Quants or quantitative analysts are an integral part of the financial services industry. Stateside they are known as the “rocket scientists of Wall Street”. But while many of them are found in Manhattan, you can also find them in other financial centres all over the world including Hong Kong, Singapore, Tokyo and, of course, right here in Australia. These highly knowledgeable individuals are found in banks, hedge funds or wherever else firms need to analyse and trade complex securities.

Quantitative analysis requires a strong understanding of mathematics, finance and computer skills. 

What does a quant do?

Simply put, quantitative analysts are employed to design and implement complicated models that allow financial firms to price and trade securities while minimising risk. They work directly with traders of all kinds, developing and providing trading and pricing tools.

The term quant broadly applies to quant researchers (“front office” quants) and developers (“back office” quants). The former tend to have the most understanding of mathematical models and financial markets, while the latter are primarily software developers that create strategies for the quantitative trading industry using software languages. 
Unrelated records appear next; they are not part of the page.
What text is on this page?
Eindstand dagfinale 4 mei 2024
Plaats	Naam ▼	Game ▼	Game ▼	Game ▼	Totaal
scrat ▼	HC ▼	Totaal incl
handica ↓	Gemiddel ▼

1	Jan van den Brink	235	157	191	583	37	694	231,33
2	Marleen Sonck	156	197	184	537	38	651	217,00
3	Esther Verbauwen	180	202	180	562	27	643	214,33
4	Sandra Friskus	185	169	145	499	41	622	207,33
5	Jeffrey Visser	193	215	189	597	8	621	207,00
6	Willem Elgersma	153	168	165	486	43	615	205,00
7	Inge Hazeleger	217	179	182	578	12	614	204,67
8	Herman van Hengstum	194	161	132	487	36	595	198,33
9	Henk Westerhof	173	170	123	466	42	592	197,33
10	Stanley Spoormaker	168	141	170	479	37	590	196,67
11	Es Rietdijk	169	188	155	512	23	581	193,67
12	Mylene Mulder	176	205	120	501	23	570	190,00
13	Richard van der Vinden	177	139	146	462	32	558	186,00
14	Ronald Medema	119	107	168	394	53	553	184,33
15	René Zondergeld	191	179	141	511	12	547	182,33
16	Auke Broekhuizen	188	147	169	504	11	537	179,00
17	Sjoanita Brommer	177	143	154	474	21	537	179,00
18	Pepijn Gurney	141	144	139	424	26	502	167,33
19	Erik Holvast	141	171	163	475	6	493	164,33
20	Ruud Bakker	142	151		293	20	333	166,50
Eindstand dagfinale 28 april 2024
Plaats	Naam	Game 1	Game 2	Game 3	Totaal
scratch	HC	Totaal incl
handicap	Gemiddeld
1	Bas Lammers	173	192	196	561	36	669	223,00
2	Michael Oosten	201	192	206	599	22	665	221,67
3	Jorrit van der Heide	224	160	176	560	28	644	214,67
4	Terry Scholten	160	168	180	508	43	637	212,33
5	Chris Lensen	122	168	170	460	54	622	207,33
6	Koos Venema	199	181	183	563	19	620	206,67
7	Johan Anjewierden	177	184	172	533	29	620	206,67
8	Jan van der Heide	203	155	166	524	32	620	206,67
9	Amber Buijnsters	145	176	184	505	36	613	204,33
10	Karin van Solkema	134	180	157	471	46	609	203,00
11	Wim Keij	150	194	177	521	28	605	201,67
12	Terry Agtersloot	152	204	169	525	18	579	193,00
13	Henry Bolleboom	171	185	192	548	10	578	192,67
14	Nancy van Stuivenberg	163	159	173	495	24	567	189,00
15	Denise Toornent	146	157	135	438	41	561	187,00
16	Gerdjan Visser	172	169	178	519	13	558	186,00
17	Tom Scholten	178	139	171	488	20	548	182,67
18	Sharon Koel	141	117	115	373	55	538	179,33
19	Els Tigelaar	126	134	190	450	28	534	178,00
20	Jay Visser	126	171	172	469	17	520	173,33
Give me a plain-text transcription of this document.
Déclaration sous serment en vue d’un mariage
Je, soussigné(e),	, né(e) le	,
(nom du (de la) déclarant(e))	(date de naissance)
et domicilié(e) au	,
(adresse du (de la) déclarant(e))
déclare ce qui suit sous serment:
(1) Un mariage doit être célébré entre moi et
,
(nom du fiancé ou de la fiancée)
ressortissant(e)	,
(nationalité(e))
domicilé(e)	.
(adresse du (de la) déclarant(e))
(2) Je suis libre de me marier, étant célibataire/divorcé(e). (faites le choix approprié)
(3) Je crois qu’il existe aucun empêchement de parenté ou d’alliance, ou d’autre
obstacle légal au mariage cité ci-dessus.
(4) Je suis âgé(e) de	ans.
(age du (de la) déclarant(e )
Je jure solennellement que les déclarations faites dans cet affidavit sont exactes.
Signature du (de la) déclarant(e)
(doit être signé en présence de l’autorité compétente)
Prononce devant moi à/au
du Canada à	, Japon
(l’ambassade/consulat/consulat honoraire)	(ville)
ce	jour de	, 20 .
Quants are currently more in demand than ever due to the rapid growth of automated trading systems and hedge funds, and the increasing complexity of the securities market. As long as the finance industry keeps chasing the holy grail of market-neutral investment strategies, there will be a demand for quants.  

What does a quant need to know?

Precise modelling is the key to a quant’s success. And while the concepts in which they deal (like convertibles and options) are fairly easy to understand, they can be extremely difficult to model accurately. 

As such, quantitative analysts need to combine outstanding mathematical knowledge with computational skills. Although knowledge and understanding of financial markets is often advantageous, it’s not necessarily essential.

A quant will usually be expected to have:

  • A strong understanding of calculus  

  • Linear algebra skills and the ability to balance differential equations

  • A strong grounding in probability and statistics

  • Conversant with portfolio theory

  • A knowledge of equity and interest rate derivatives

  • The ability to create credit-risk products

  • Fluency with C++, MATLAB, SAS, S-PLUS and Java computer languages

Where do quants work?

Most quants work for investment banks and hedge funds, as these are the places where they tend to be able to command the highest salaries. Most quants are able to command salaries in excess of $300,000. With the right experience and contacts, however, quants can make double this. 

It’s not uncommon to find quants at work in commercial banks, big data companies, fintech companies, insurance companies (where they create risk management strategies) and even management consultancies. 

Do I need to hire a quant for my business?

As we can see, all kinds of companies can benefit from the skills of a quantitative analyst. But are these highly knowledgeable and desirable professionals worth the six-figure price tag? 

Of course, only you can ascertain if a quant (or a team of what are affectionately known as “quant geeks”) can save your company more than they cost. However, if you are thinking of integrating this discipline into your workforce, you may find that hiring a quant creates its own set of challenges. 

For instance, because they tend to gravitate towards financial centres, nearly all quants in Australia are based in Sydney. As such, you may need to put together an extremely strong selling proposition to get them to relocate.